MANILA, Philippines - Around 600 Philippine and US troops held mock firing attacks on Tuesday (October 16) in the final exercise of their two-week joint drills.
The bilateral training between the US and Philippine marines takes place annually under a mutual defence agreement.
The troops fired mortars and practiced flying Sea Knight helicopters, which are normally deployed for combat support, transport of troops, and search-and-rescue operations.
"What you saw was basically three combined arms live fire attacks. So you saw three different objectives being taken.

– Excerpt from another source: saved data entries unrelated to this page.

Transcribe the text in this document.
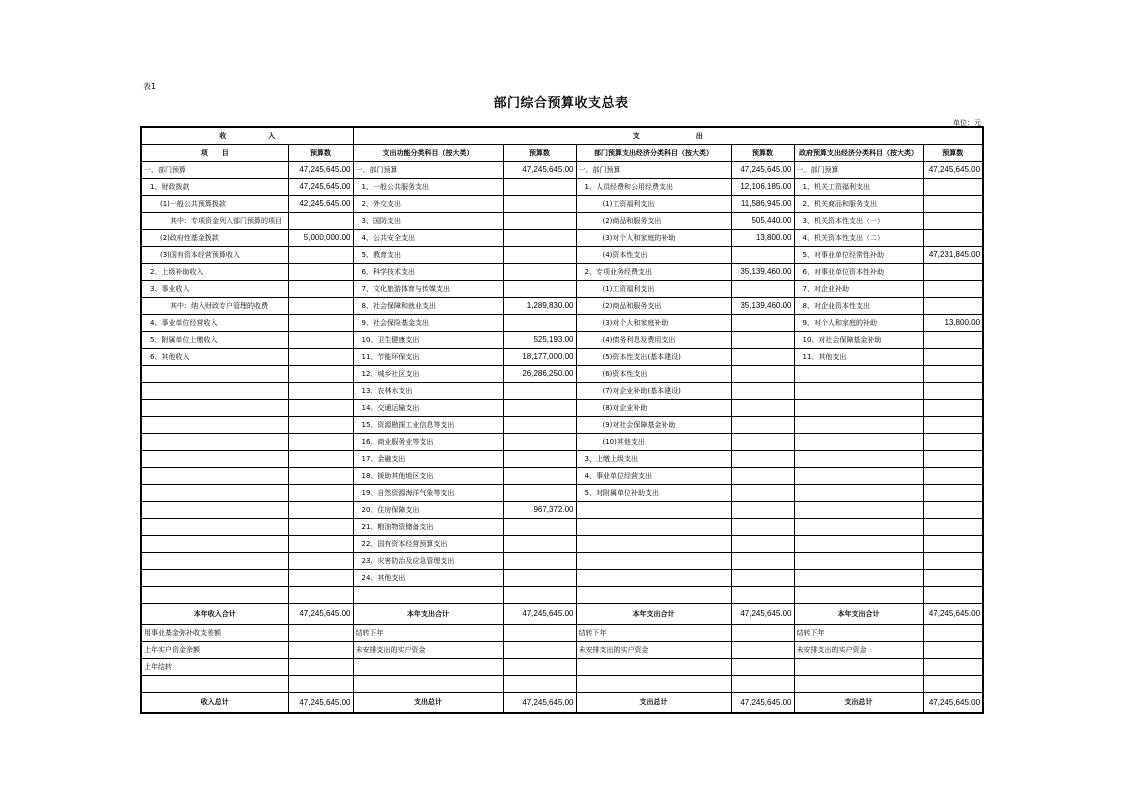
表1
部门综合预算收支总表
单位：元
收　　　　　　入		支　　　　　　　　出					
项　　目	预算数	支出功能分类科目（按大类）	预算数	部门预算支出经济分类科目（按大类）	预算数	政府预算支出经济分类科目（按大类）	预算数
一、部门预算	47,245,645.00	一、部门预算	47,245,645.00	一、部门预算	47,245,645.00	一、部门预算	47,245,645.00
1、财政拨款	47,245,645.00	1、一般公共服务支出		1、人员经费和公用经费支出	12,106,185.00	1、机关工资福利支出	
(1)一般公共预算拨款	42,245,645.00	2、外交支出		(1)工资福利支出	11,586,945.00	2、机关商品和服务支出	
其中：专项资金列入部门预算的项目		3、国防支出		(2)商品和服务支出	505,440.00	3、机关资本性支出（一）	
(2)政府性基金拨款	5,000,000.00	4、公共安全支出		(3)对个人和家庭的补助	13,800.00	4、机关资本性支出（二）	
(3)国有资本经营预算收入		5、教育支出		(4)资本性支出		5、对事业单位经常性补助	47,231,845.00
2、上级补助收入		6、科学技术支出		2、专项业务经费支出	35,139,460.00	6、对事业单位资本性补助	
3、事业收入		7、文化旅游体育与传媒支出		(1)工资福利支出		7、对企业补助	
其中：纳入财政专户管理的收费		8、社会保障和就业支出	1,289,830.00	(2)商品和服务支出	35,139,460.00	8、对企业资本性支出	
4、事业单位经营收入		9、社会保险基金支出		(3)对个人和家庭补助		9、对个人和家庭的补助	13,800.00
5、附属单位上缴收入		10、卫生健康支出	525,193.00	(4)债务利息及费用支出		10、对社会保障基金补助	
6、其他收入		11、节能环保支出	18,177,000.00	(5)资本性支出(基本建设)		11、其他支出	
		12、城乡社区支出	26,286,250.00	(6)资本性支出			
		13、农林水支出		(7)对企业补助(基本建设)			
		14、交通运输支出		(8)对企业补助			
		15、资源勘探工业信息等支出		(9)对社会保障基金补助			
		16、商业服务业等支出		(10)其他支出			
		17、金融支出		3、上缴上级支出			
		18、援助其他地区支出		4、事业单位经营支出			
		19、自然资源海洋气象等支出		5、对附属单位补助支出			
		20、住房保障支出	967,372.00				
		21、粮油物资储备支出					
		22、国有资本经营预算支出					
		23、灾害防治及应急管理支出					
		24、其他支出					

本年收入合计	47,245,645.00	本年支出合计	47,245,645.00	本年支出合计	47,245,645.00	本年支出合计	47,245,645.00
用事业基金弥补收支差额		结转下年		结转下年		结转下年	
上年实户资金余额		未安排支出的实户资金		未安排支出的实户资金		未安排支出的实户资金	
上年结转							

收入总计	47,245,645.00	支出总计	47,245,645.00	支出总计	47,245,645.00	支出总计	47,245,645.00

And you saw a combined effort between the Philippine Marines, United States Marines, our air power, their air power in demonstration here today," said US Marine Corps Brigadier General Craig Timberlake.
The 29th Philippines-US Amphibious Landing Exercise is aimed at strengthening regional security and improving the two countries' humanitarian assistance and disaster response and relief operations.
The Philippines is pounded by at least 20 typhoons each year, and receives substantial disaster aid from the US.
Although the exercises come amid the Philippines ongoing tensions with China Sea, both camps say the war games are not directed towards defence strategy.
"We are here to exercise, and I think it is not in any way connected with the current situation in the West Philippine Sea," Philippine Marine Exercise Director Brigadier General Remigio Valdes said.
China and the Philippines have faced off on a number of occasions in the disputed waters, and earlier in the year they were involved in a month-long stand-off at Scarborough Shoal that prompted Manila to file diplomatic protests against Beijing.
Beijing has accused Washington of sending the wrong signals on the South China Sea, part of its push back against the Obama administration's "pivot" to Asia that many Chinese analysts see as a campaign to contain rising Chinese power and influence in the region.
China and four Southeast Asian states, including the Philippines and Vietnam, have conflicting claims over the Spratly Islands in the South China Sea, an area believed to have rich deposits of oil and gas.